The master bedroom was shifted to the rear of the house with an ensuite bathroom and wardrobe. A second bedroom obtains daylight from the lightwell and a window on the east façade. At the front of the house is a third bedroom overlooking the street. At the rear of the house is a narrow courtyard with staghorn ferns on the rear party wall. Ceiling fans stir the air but the owner has, “no liking for bugs of any description,” and air conditioning is evidently preferred. Although the work in 2004-2006 was carried out prior to the designation of the core of George Town as a UNESCO World Heritage Site in 2008, the front façade has not been altered. The one major change is on the east facing façade, which is at the very border of the George Town heritage core area. Here, the tall window with glass louvres was inserted, facing
Argus Lane, to bring daylight and natural ventilation into the very heart of the house. Internally, alterations were carried out to the plan of the house and structure that would not be allowed under the strict rules on heritage conservation imposed by the George Town heritage authority who have regulated work since 2008.
The insertion of the large vertical window was, nevertheless a masterly move for sunlight floods the house in the morning. A mobile artwork by the Argentine artist Tomás Saraceno transfixes the eye upon entering the living area.
The effect of sunlight on the mobile is to create a phenomenon which the owner describes as ‘dancing light’ as its colours reflect on the fish pond at the base of the lightwell and the adjoining walls.
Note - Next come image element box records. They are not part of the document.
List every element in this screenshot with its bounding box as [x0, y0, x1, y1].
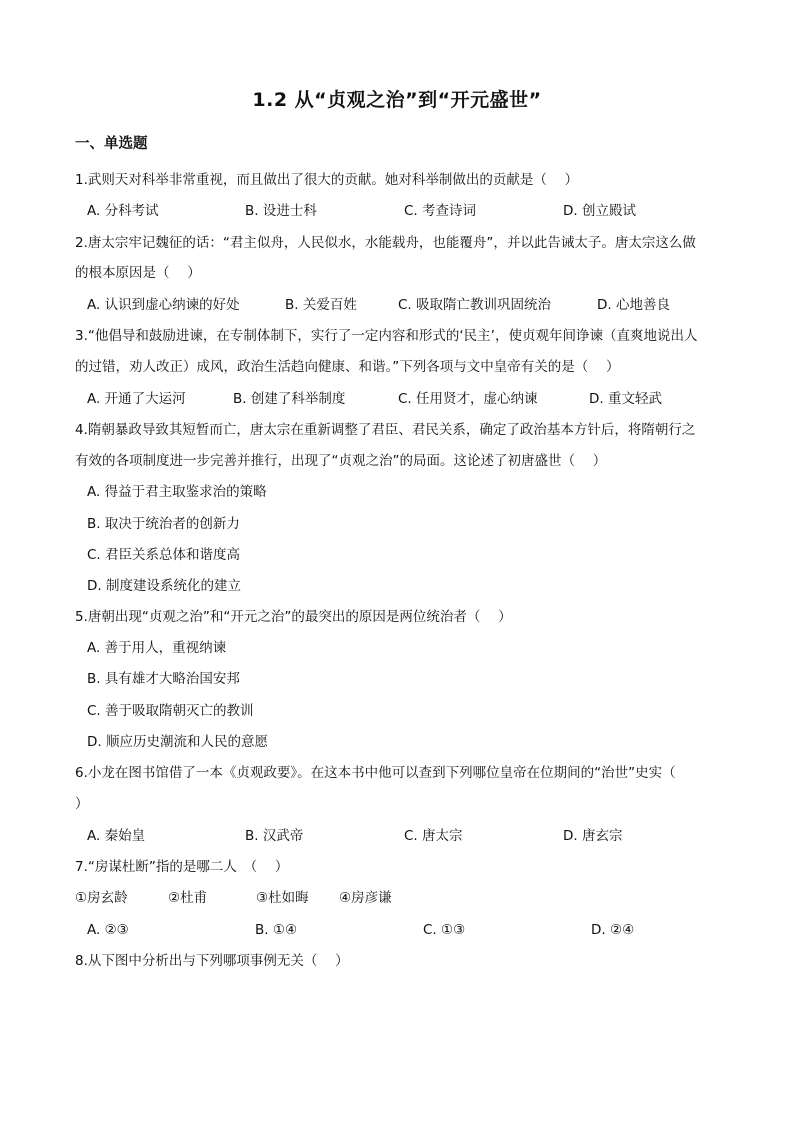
- question-5-option-d: D. 顺应历史潮流和人民的意愿: [87, 734, 268, 750]
- question-4-option-b: B. 取决于统治者的创新力: [87, 516, 240, 532]
- question-7-option-d: D. ②④: [591, 922, 635, 938]
- section-heading: 一、单选题: [75, 136, 148, 152]
- question-7-option-c: C. ①③: [423, 922, 466, 938]
- question-5-option-c: C. 善于吸取隋朝灭亡的教训: [87, 703, 254, 719]
- question-2-stem-line-2: 的根本原因是（ ）: [75, 265, 201, 281]
- question-2-option-d: D. 心地善良: [597, 297, 670, 313]
- question-1-option-c: C. 考查诗词: [404, 203, 477, 219]
- question-4-option-a: A. 得益于君主取鉴求治的策略: [87, 484, 267, 500]
- question-6-option-b: B. 汉武帝: [245, 828, 304, 844]
- question-7-item-3: ③杜如晦: [256, 890, 309, 906]
- question-1-option-a: A. 分科考试: [87, 203, 159, 219]
- question-8-stem: 8.从下图中分析出与下列哪项事例无关（ ）: [75, 953, 349, 969]
- question-7-option-a: A. ②③: [87, 922, 129, 938]
- question-2-option-a: A. 认识到虚心纳谏的好处: [87, 297, 240, 313]
- question-6-option-d: D. 唐玄宗: [563, 828, 623, 844]
- question-5-option-b: B. 具有雄才大略治国安邦: [87, 671, 240, 687]
- question-1-option-d: D. 创立殿试: [563, 203, 636, 219]
- question-7-item-1: ①房玄龄: [75, 890, 128, 906]
- question-2-option-b: B. 关爱百姓: [285, 297, 357, 313]
- question-5-stem: 5.唐朝出现“贞观之治”和“开元之治”的最突出的原因是两位统治者（ ）: [75, 609, 512, 625]
- question-7-item-4: ④房彦谦: [339, 890, 392, 906]
- question-3-stem-line-2: 的过错，劝人改正）成风，政治生活趋向健康、和谐。”下列各项与文中皇帝有关的是（ ）: [75, 359, 620, 375]
- question-1-option-b: B. 设进士科: [245, 203, 317, 219]
- question-6-stem-line-1: 6.小龙在图书馆借了一本《贞观政要》。在这本书中他可以查到下列哪位皇帝在位期间的“治世”史实（: [75, 765, 676, 781]
- question-3-option-c: C. 任用贤才，虚心纳谏: [398, 391, 538, 407]
- question-3-option-a: A. 开通了大运河: [87, 391, 186, 407]
- question-7-item-2: ②杜甫: [168, 890, 208, 906]
- question-6-stem-line-2: ）: [75, 796, 89, 812]
- question-4-option-d: D. 制度建设系统化的建立: [87, 578, 241, 594]
- question-3-stem-line-1: 3.“他倡导和鼓励进谏，在专制体制下，实行了一定内容和形式的‘民主’，使贞观年间诤谏（直爽地说出人: [75, 328, 698, 344]
- question-4-stem-line-1: 4.隋朝暴政导致其短暂而亡，唐太宗在重新调整了君臣、君民关系，确定了政治基本方针后，将隋朝行之: [75, 422, 696, 438]
- question-5-option-a: A. 善于用人，重视纳谏: [87, 640, 227, 656]
- question-2-stem-line-1: 2.唐太宗牢记魏征的话：“君主似舟，人民似水，水能载舟，也能覆舟”，并以此告诫太子。唐太宗这么做: [75, 235, 696, 251]
- question-7-stem: 7.“房谋杜断”指的是哪二人 （ ）: [75, 859, 289, 875]
- question-3-option-b: B. 创建了科举制度: [233, 391, 346, 407]
- question-6-option-a: A. 秦始皇: [87, 828, 146, 844]
- question-4-option-c: C. 君臣关系总体和谐度高: [87, 547, 241, 563]
- question-1-stem: 1.武则天对科举非常重视，而且做出了很大的贡献。她对科举制做出的贡献是（ ）: [75, 172, 579, 188]
- question-6-option-c: C. 唐太宗: [404, 828, 463, 844]
- question-4-stem-line-2: 有效的各项制度进一步完善并推行，出现了“贞观之治”的局面。这论述了初唐盛世（ ）: [75, 453, 607, 469]
- page-title: 1.2 从“贞观之治”到“开元盛世”: [252, 89, 542, 111]
- question-3-option-d: D. 重文轻武: [589, 391, 662, 407]
- question-2-option-c: C. 吸取隋亡教训巩固统治: [398, 297, 552, 313]
- question-7-option-b: B. ①④: [255, 922, 298, 938]
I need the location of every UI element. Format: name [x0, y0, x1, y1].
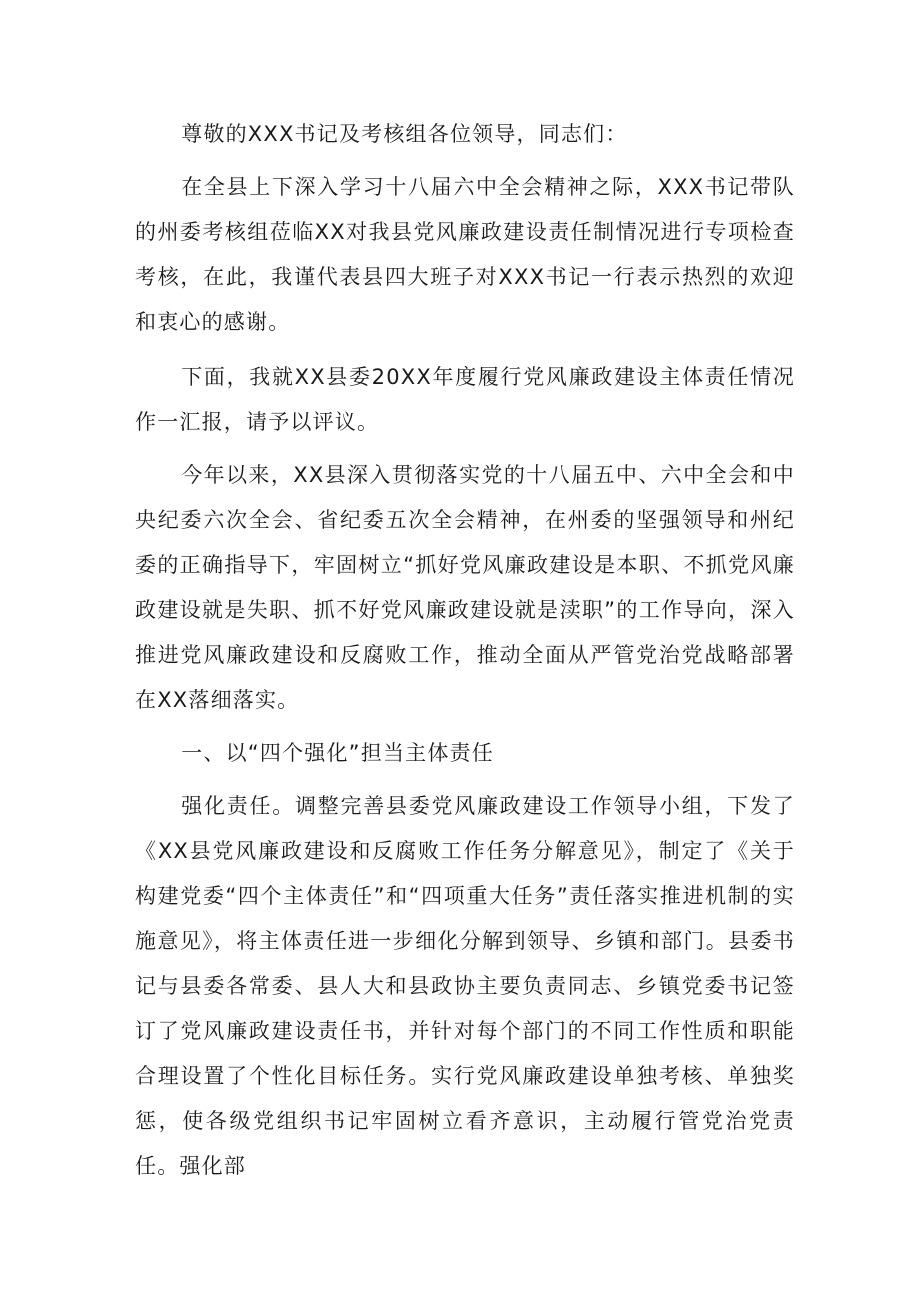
intro-paragraph: 在全县上下深入学习十八届六中全会精神之际，XXX书记带队的州委考核组莅临XX对我县党风廉政建设责任制情况进行专项检查考核，在此，我谨代表县四大班子对XXX书记一行表示热烈的欢迎和衷心的感谢。 [135, 175, 795, 334]
greeting-line: 尊敬的XXX书记及考核组各位领导，同志们： [181, 122, 628, 146]
report-paragraph: 下面，我就XX县委20XX年度履行党风廉政建设主体责任情况作一汇报，请予以评议。 [135, 365, 795, 434]
section-paragraph: 强化责任。调整完善县委党风廉政建设工作领导小组，下发了《XX县党风廉政建设和反腐败工作任务分解意见》，制定了《关于构建党委“四个主体责任”和“四项重大任务”责任落实推进机制的实施意见》，将主体责任进一步细化分解到领导、乡镇和部门。县委书记与县委各常委、县人大和县政协主要负责同志、乡镇党委书记签订了党风廉政建设责任书，并针对每个部门的不同工作性质和职能合理设置了个性化目标任务。实行党风廉政建设单独考核、单独奖惩，使各级党组织书记牢固树立看齐意识，主动履行管党治党责任。强化部 [135, 794, 795, 1178]
section-heading: 一、以“四个强化”担当主体责任 [181, 741, 494, 765]
document-body [135, 112, 795, 1189]
overview-paragraph: 今年以来，XX县深入贯彻落实党的十八届五中、六中全会和中央纪委六次全会、省纪委五次全会精神，在州委的坚强领导和州纪委的正确指导下，牢固树立“抓好党风廉政建设是本职、不抓党风廉政建设就是失职、抓不好党风廉政建设就是渎职”的工作导向，深入推进党风廉政建设和反腐败工作，推动全面从严管党治党战略部署在XX落细落实。 [135, 463, 795, 712]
The 2006 reconstruction eliminated the narrow dog-leg staircase at the rear of the house, replacing it with a steel and timber open riser staircase centrally located. A spiral staircase then permits access to a roof garden. At the rear of the house a steep ‘ship’s staircase’ gives access to a gym located at mezzanine level above the master bedroom suite.
The design received a PAM (Malaysian Institute of Architects) Award in the Heritage and Adaptive Reuse category circa 2008. The contract drawings for the house were exemplary with an incredible amount of attention given to details.
Jamie and Lisa Case raised their son in the house before selling it in 2019, when the house was acquired by its current owners. The original contract drawings were handed to the new owner. They have not changed
the interior for it offers a perfect setting for their stunning collection of modern art. In addition to the mobile by Saraceno, who creates airborne biospheres - speculative models of alternative ways of living such as cities in the sky - another modern artwork by the Indian artist Jitish Kallat is entitled Of heaven and earth: Conditions Apply ll, and references the 22,889 moons the artist’s father witnessed in his 63 year life. There are other artworks - photographic images by Wolfgang Tillmans and works by Hong Kong artist Lee Kit.
The owners plan to insert a glass elevator at the rear of the house connecting the kitchen area to the master bedroom suite. Their reason is not simply for future-proofing but for a practical reason. “We travel a lot and lugging a 30kg suitcase up and down the staircase is impractical. A glass elevator would solve the problem nicely and not be intrusive.” “The intention,” says one of the owners, “is to live in the house. It is not something ‘precious’ even though it is a special house.” He is interested in the concept of ‘inbetween’. In this context he appreciates, “the idea of renewal without losing the old.” I remark that, “Living in the tropics is about living in-between. It is a mental space, but the kaki lima is a physical expression of an in-between space.”
The overall impression of No. 3 Love Lane is of a carefully choreographed series of spatial experiences and I am reminded of my comments on another house by
Unit One Design where I noted, “Exiting the house one is left with a memory of a truly impressive space created by designers with a grasp of the power of modern architecture to connect with and build upon a historical typology.”